Monday, February 9, 2015

Benefits of freezing to death.

Well, I finally found something to do with all the #&$^*#& snow we're getting.

Yep, it's the world's chilliest, most ubiquitous cup holder. And it's free! Approximately 10,000 per lawn.

I'm beginning to make peace with this freaking winter, even though as I write more of the white crap is falling. The reason is that I've come to believe that living in northern climes makes you tougher and more resourceful. I remember a history teacher who told our class that it was no coincidence that all the great cities of the world were clustered within about ten degrees of latitude: New York (40°40′N), Rome (41°54′N), Paris (48°51′N), London (51°30′N), Munich (48°08′N), Peking* (39°55′N), Jersey City (40°43′N)... Something about being cold half the year and hot the other half was like tempering steel. I think his theory extended to why the North won the Civil War.
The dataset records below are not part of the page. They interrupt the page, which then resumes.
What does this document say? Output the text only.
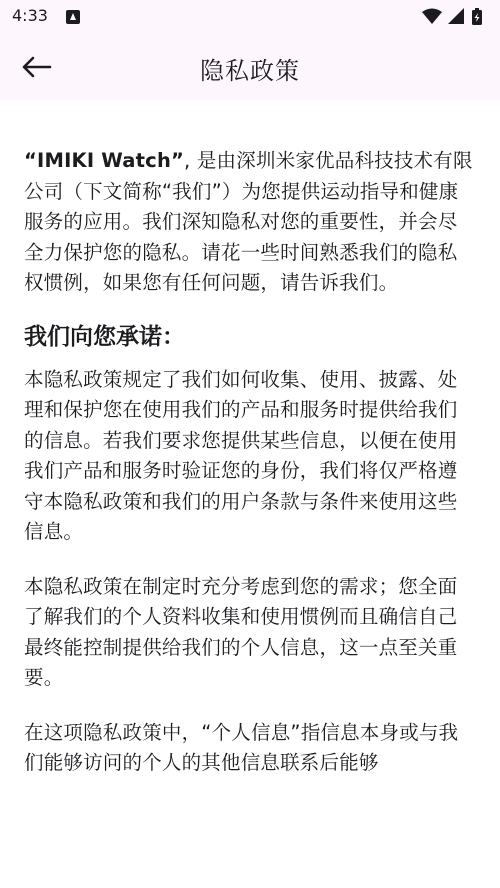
4:33
隐私政策

“IMIKI Watch”, 是由深圳米家优品科技技术有限公司（下文简称“我们”）为您提供运动指导和健康服务的应用。我们深知隐私对您的重要性，并会尽全力保护您的隐私。请花一些时间熟悉我们的隐私权惯例，如果您有任何问题，请告诉我们。

我们向您承诺：

本隐私政策规定了我们如何收集、使用、披露、处理和保护您在使用我们的产品和服务时提供给我们的信息。若我们要求您提供某些信息，以便在使用我们产品和服务时验证您的身份，我们将仅严格遵守本隐私政策和我们的用户条款与条件来使用这些信息。

本隐私政策在制定时充分考虑到您的需求；您全面了解我们的个人资料收集和使用惯例而且确信自己最终能控制提供给我们的个人信息，这一点至关重要。

在这项隐私政策中，“个人信息”指信息本身或与我们能够访问的个人的其他信息联系后能够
I was thinking about that the other day, and about bull. What do I mean? I wonder sometimes. No, what I mean is this: In Mexico, when there's a crazed bull in an arena, they send out a highly athletic man in a uniform that provides ease of motion, armed with lances or a sword. We just let the clowns handle it.

You can say that warmer areas have more disease, hurricanes, vicious insects and animals, dangerous swamps and jungles, etc. etc., and that's all true. But winter will kill you just standing there.


*It was Peking back then, in the Mesolithic Era. Why they changed it, I can't say. People just liked it better that way.